A Giant Leap Towards a Cashless Society

Filed under: Culture,Current Events,Technology,That's Just Cool — Emily Reeves @ 6:35 am

Earlier this week, Starbucks and Square announced a partnership. This was big news for the future of mobile payments. While Square has been around for about two years now, it is mostly used by small independent business owners. Partnering with Starbucks means that the Square mobile payment technology will now be exposed to more people and larger retailers may start using Square based on the learnings from Starbucks. And Starbucks has had mobile payments for a while, but it is linked to a Starbucks account that you have to reload with money to spend, making it a bit limited (though super easy and fun to use; I love it). The partnership signifies a big move towards major businesses adopting mobile payments:

“Though smartphone payments have a long way to go before they replace wallets altogether, Starbucks’s adoption of Square will catapult the start-up’s technology onto street corners nationwide, and is the clearest sign yet that mobile payments could become mainstream.” – New York Times

What is Square and how does it work?

Square is a mobile payment technology with two branches: one for business owners and one for consumers. The business owner can download the Square software to their iPhone or iPad, request a Square device from Square to plug into the top of their iPhone or iPad, then accept payments by swiping cards through the device.  Or, if a customer is also using Square for payments, the business owner can see the customer through the Square software and allow the customer to pay just by saying their name.  For the consumer, it is just a matter of downloading the Square app and linking a bank account or credit card to the app. It is much like PayPal, except mobile.

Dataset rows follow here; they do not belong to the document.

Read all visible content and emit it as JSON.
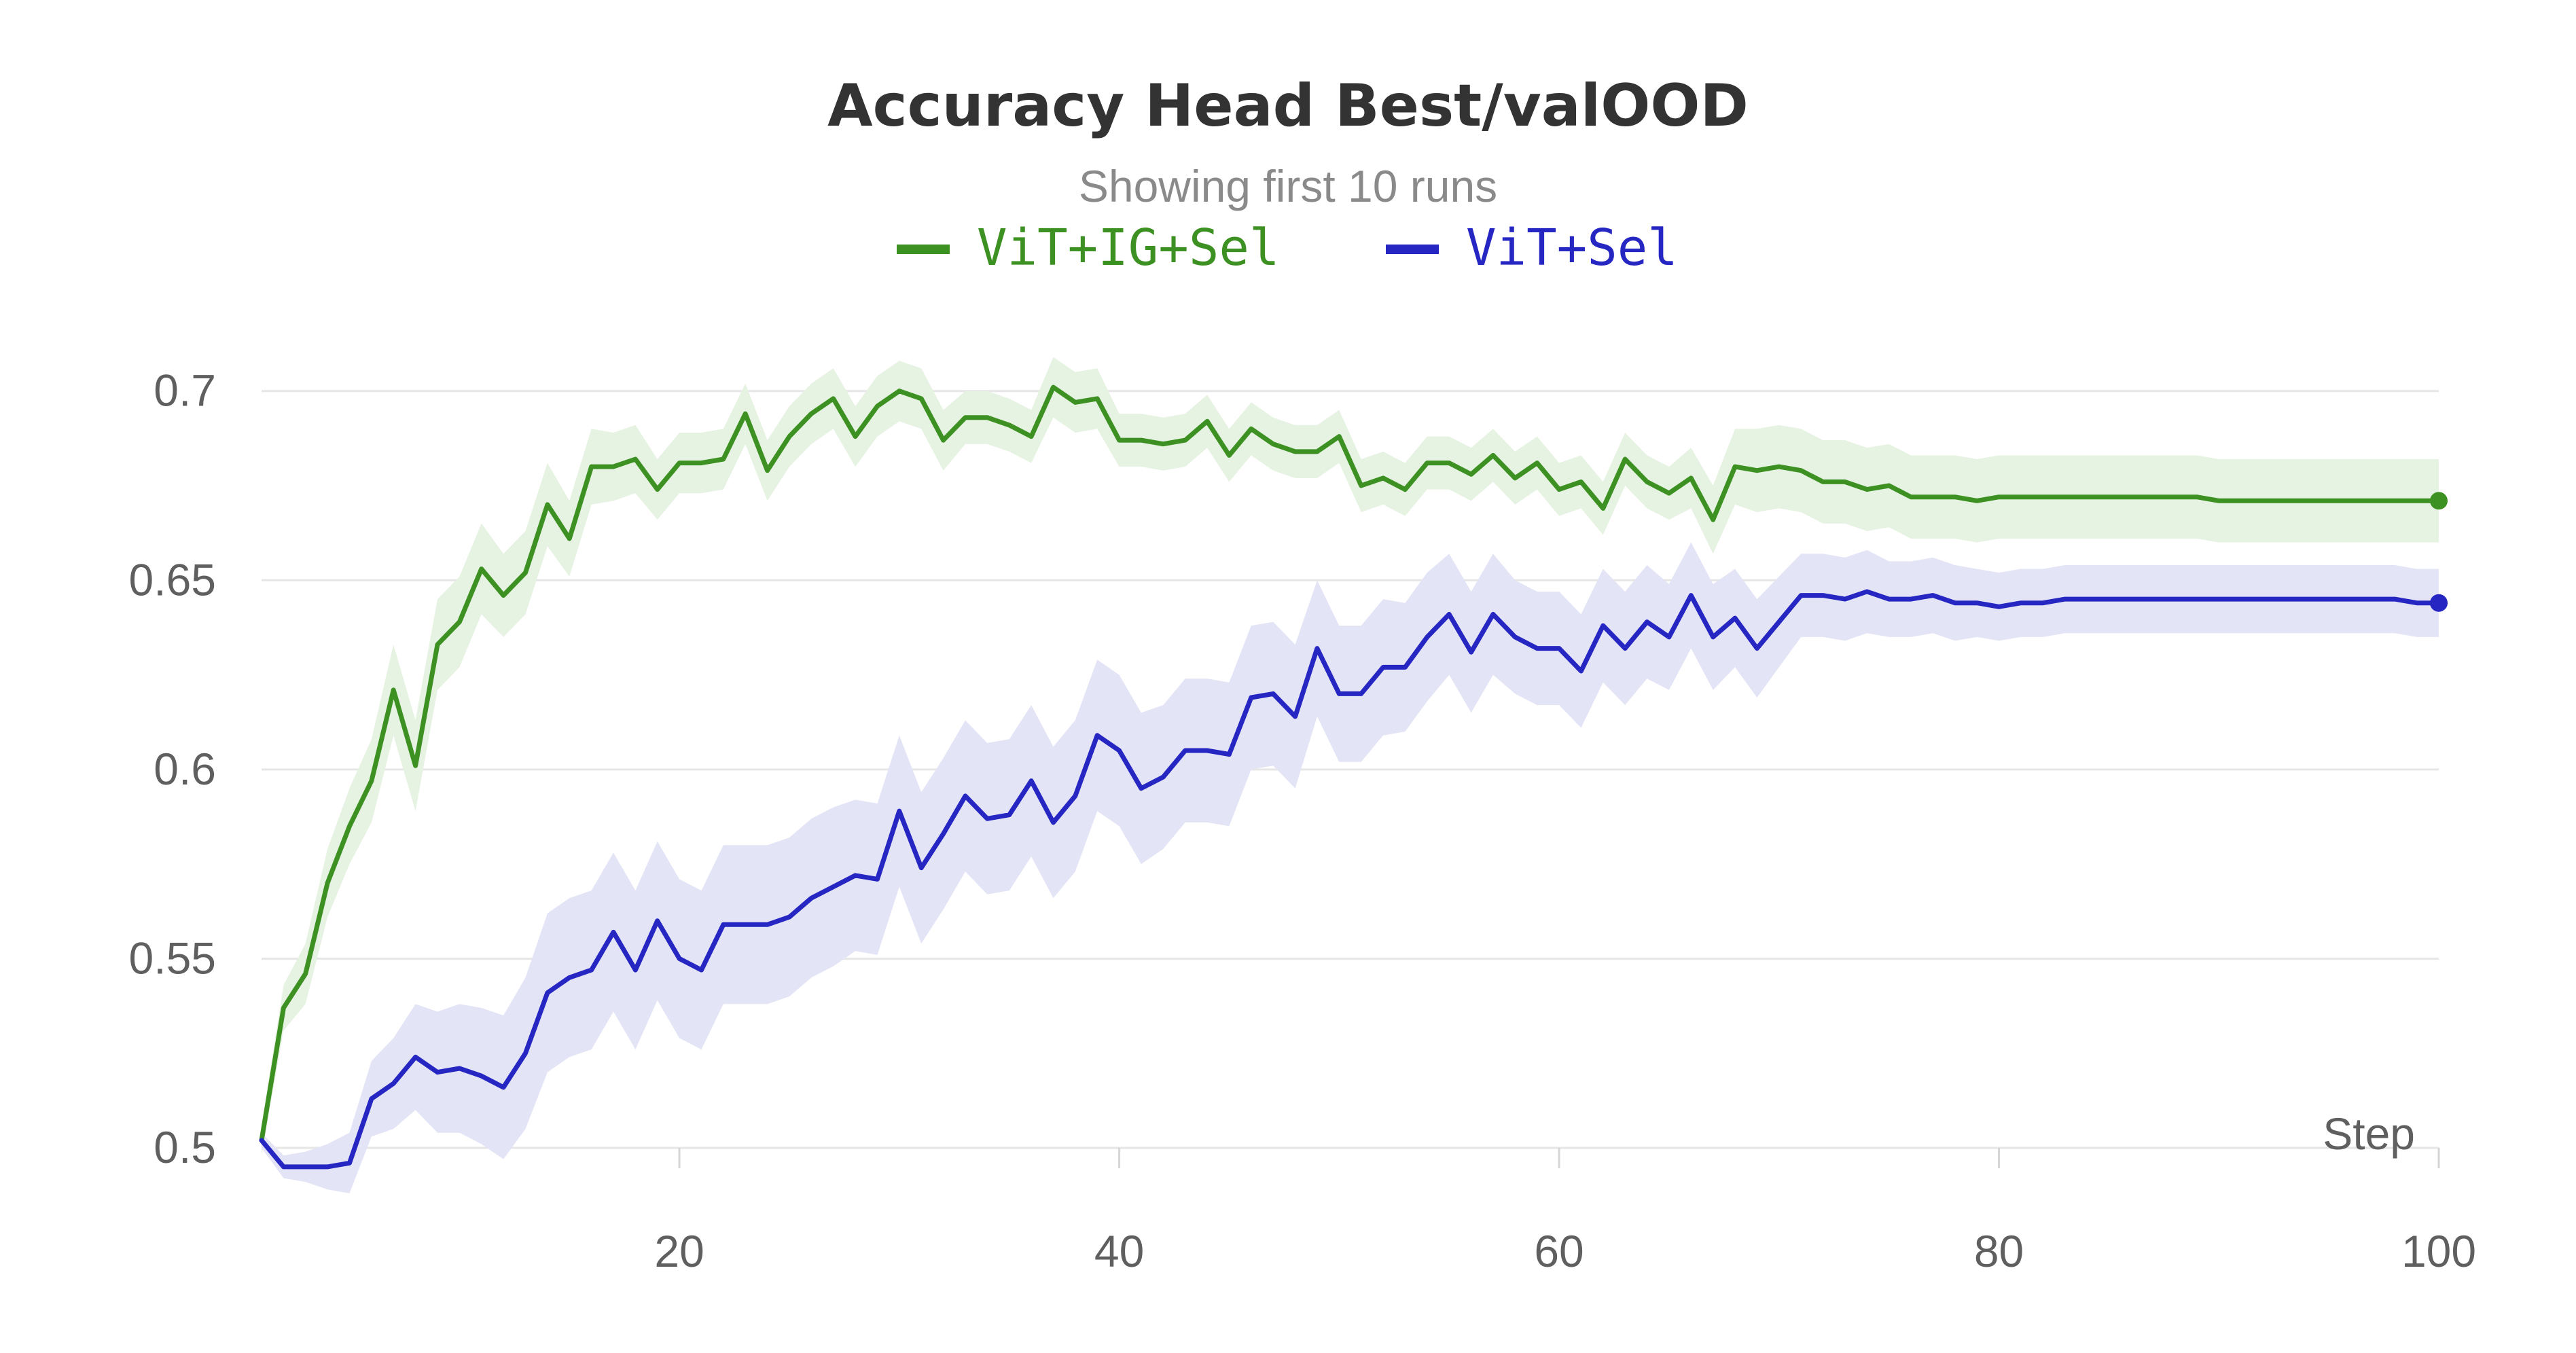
{
  "chart_data": {
    "type": "line",
    "title": "Accuracy Head Best/valOOD",
    "subtitle": "Showing first 10 runs",
    "xlabel": "Step",
    "ylabel": "",
    "xlim": [
      1,
      100
    ],
    "ylim": [
      0.5,
      0.71
    ],
    "xticks": [
      20,
      40,
      60,
      80,
      100
    ],
    "yticks": [
      0.5,
      0.55,
      0.6,
      0.65,
      0.7
    ],
    "ytick_labels": [
      "0.5",
      "0.55",
      "0.6",
      "0.65",
      "0.7"
    ],
    "grid": true,
    "legend_position": "top-center",
    "series": [
      {
        "name": "ViT+IG+Sel",
        "color": "#3d9122",
        "band_color": "#e6f2e2",
        "x": [
          1,
          2,
          3,
          4,
          5,
          6,
          7,
          8,
          9,
          10,
          11,
          12,
          13,
          14,
          15,
          16,
          17,
          18,
          19,
          20,
          21,
          22,
          23,
          24,
          25,
          26,
          27,
          28,
          29,
          30,
          31,
          32,
          33,
          34,
          35,
          36,
          37,
          38,
          39,
          40,
          41,
          42,
          43,
          44,
          45,
          46,
          47,
          48,
          49,
          50,
          51,
          52,
          53,
          54,
          55,
          56,
          57,
          58,
          59,
          60,
          61,
          62,
          63,
          64,
          65,
          66,
          67,
          68,
          69,
          70,
          71,
          72,
          73,
          74,
          75,
          76,
          77,
          78,
          79,
          80,
          81,
          82,
          83,
          84,
          85,
          86,
          87,
          88,
          89,
          90,
          91,
          92,
          93,
          94,
          95,
          96,
          97,
          98,
          99,
          100
        ],
        "values": [
          0.502,
          0.537,
          0.546,
          0.57,
          0.585,
          0.597,
          0.621,
          0.601,
          0.633,
          0.639,
          0.653,
          0.646,
          0.652,
          0.67,
          0.661,
          0.68,
          0.68,
          0.682,
          0.674,
          0.681,
          0.681,
          0.682,
          0.694,
          0.679,
          0.688,
          0.694,
          0.698,
          0.688,
          0.696,
          0.7,
          0.698,
          0.687,
          0.693,
          0.693,
          0.691,
          0.688,
          0.701,
          0.697,
          0.698,
          0.687,
          0.687,
          0.686,
          0.687,
          0.692,
          0.683,
          0.69,
          0.686,
          0.684,
          0.684,
          0.688,
          0.675,
          0.677,
          0.674,
          0.681,
          0.681,
          0.678,
          0.683,
          0.677,
          0.681,
          0.674,
          0.676,
          0.669,
          0.682,
          0.676,
          0.673,
          0.677,
          0.666,
          0.68,
          0.679,
          0.68,
          0.679,
          0.676,
          0.676,
          0.674,
          0.675,
          0.672,
          0.672,
          0.672,
          0.671,
          0.672,
          0.672,
          0.672,
          0.672,
          0.672,
          0.672,
          0.672,
          0.672,
          0.672,
          0.672,
          0.671,
          0.671,
          0.671,
          0.671,
          0.671,
          0.671,
          0.671,
          0.671,
          0.671,
          0.671,
          0.671
        ],
        "band": [
          0.004,
          0.006,
          0.008,
          0.009,
          0.01,
          0.011,
          0.012,
          0.012,
          0.012,
          0.012,
          0.012,
          0.011,
          0.011,
          0.011,
          0.01,
          0.01,
          0.009,
          0.009,
          0.008,
          0.008,
          0.008,
          0.008,
          0.008,
          0.008,
          0.008,
          0.008,
          0.008,
          0.008,
          0.008,
          0.008,
          0.008,
          0.008,
          0.007,
          0.007,
          0.007,
          0.007,
          0.008,
          0.008,
          0.008,
          0.007,
          0.007,
          0.007,
          0.007,
          0.007,
          0.007,
          0.007,
          0.007,
          0.007,
          0.007,
          0.007,
          0.007,
          0.007,
          0.007,
          0.007,
          0.007,
          0.007,
          0.007,
          0.007,
          0.007,
          0.007,
          0.007,
          0.007,
          0.007,
          0.007,
          0.007,
          0.008,
          0.009,
          0.01,
          0.011,
          0.011,
          0.011,
          0.011,
          0.011,
          0.011,
          0.011,
          0.011,
          0.011,
          0.011,
          0.011,
          0.011,
          0.011,
          0.011,
          0.011,
          0.011,
          0.011,
          0.011,
          0.011,
          0.011,
          0.011,
          0.011,
          0.011,
          0.011,
          0.011,
          0.011,
          0.011,
          0.011,
          0.011,
          0.011,
          0.011,
          0.011
        ]
      },
      {
        "name": "ViT+Sel",
        "color": "#2626c2",
        "band_color": "#e4e4f7",
        "x": [
          1,
          2,
          3,
          4,
          5,
          6,
          7,
          8,
          9,
          10,
          11,
          12,
          13,
          14,
          15,
          16,
          17,
          18,
          19,
          20,
          21,
          22,
          23,
          24,
          25,
          26,
          27,
          28,
          29,
          30,
          31,
          32,
          33,
          34,
          35,
          36,
          37,
          38,
          39,
          40,
          41,
          42,
          43,
          44,
          45,
          46,
          47,
          48,
          49,
          50,
          51,
          52,
          53,
          54,
          55,
          56,
          57,
          58,
          59,
          60,
          61,
          62,
          63,
          64,
          65,
          66,
          67,
          68,
          69,
          70,
          71,
          72,
          73,
          74,
          75,
          76,
          77,
          78,
          79,
          80,
          81,
          82,
          83,
          84,
          85,
          86,
          87,
          88,
          89,
          90,
          91,
          92,
          93,
          94,
          95,
          96,
          97,
          98,
          99,
          100
        ],
        "values": [
          0.502,
          0.495,
          0.495,
          0.495,
          0.496,
          0.513,
          0.517,
          0.524,
          0.52,
          0.521,
          0.519,
          0.516,
          0.525,
          0.541,
          0.545,
          0.547,
          0.557,
          0.547,
          0.56,
          0.55,
          0.547,
          0.559,
          0.559,
          0.559,
          0.561,
          0.566,
          0.569,
          0.572,
          0.571,
          0.589,
          0.574,
          0.583,
          0.593,
          0.587,
          0.588,
          0.597,
          0.586,
          0.593,
          0.609,
          0.605,
          0.595,
          0.598,
          0.605,
          0.605,
          0.604,
          0.619,
          0.62,
          0.614,
          0.632,
          0.62,
          0.62,
          0.627,
          0.627,
          0.635,
          0.641,
          0.631,
          0.641,
          0.635,
          0.632,
          0.632,
          0.626,
          0.638,
          0.632,
          0.639,
          0.635,
          0.646,
          0.635,
          0.64,
          0.632,
          0.639,
          0.646,
          0.646,
          0.645,
          0.647,
          0.645,
          0.645,
          0.646,
          0.644,
          0.644,
          0.643,
          0.644,
          0.644,
          0.645,
          0.645,
          0.645,
          0.645,
          0.645,
          0.645,
          0.645,
          0.645,
          0.645,
          0.645,
          0.645,
          0.645,
          0.645,
          0.645,
          0.645,
          0.645,
          0.644,
          0.644
        ],
        "band": [
          0.002,
          0.003,
          0.004,
          0.006,
          0.008,
          0.01,
          0.012,
          0.014,
          0.016,
          0.017,
          0.018,
          0.019,
          0.02,
          0.021,
          0.021,
          0.021,
          0.021,
          0.021,
          0.021,
          0.021,
          0.021,
          0.021,
          0.021,
          0.021,
          0.021,
          0.021,
          0.021,
          0.02,
          0.02,
          0.02,
          0.02,
          0.02,
          0.02,
          0.02,
          0.02,
          0.02,
          0.02,
          0.02,
          0.02,
          0.02,
          0.02,
          0.019,
          0.019,
          0.019,
          0.019,
          0.019,
          0.019,
          0.019,
          0.018,
          0.018,
          0.018,
          0.018,
          0.017,
          0.017,
          0.016,
          0.016,
          0.016,
          0.015,
          0.015,
          0.015,
          0.015,
          0.015,
          0.015,
          0.015,
          0.014,
          0.014,
          0.014,
          0.013,
          0.013,
          0.012,
          0.011,
          0.011,
          0.011,
          0.011,
          0.01,
          0.01,
          0.01,
          0.01,
          0.009,
          0.009,
          0.009,
          0.009,
          0.009,
          0.009,
          0.009,
          0.009,
          0.009,
          0.009,
          0.009,
          0.009,
          0.009,
          0.009,
          0.009,
          0.009,
          0.009,
          0.009,
          0.009,
          0.009,
          0.009,
          0.009
        ]
      }
    ]
  }
}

Why is a cashless society a big deal?

According to The Atlantic:

“(1) Innovations that save time, even just a little bit of time, are real innovations, because in any advanced economy time and attention are currency and creating more of them can make us all richer; (2) What’s important about Square isn’t just the transactions it makes more efficient but also the cashless world it pulls closer to the present. As Slate investigated in a fabulous series, a cashless society can make us richer, healthier (dollar bills are dirty!), and smarter.”

I am looking forward to more efficiency in payments and not having to carry around anything but my phone.

I did an interview with KATV this morning talking about the Square and Starbucks partnership. I’ll post the video as soon as it becomes available.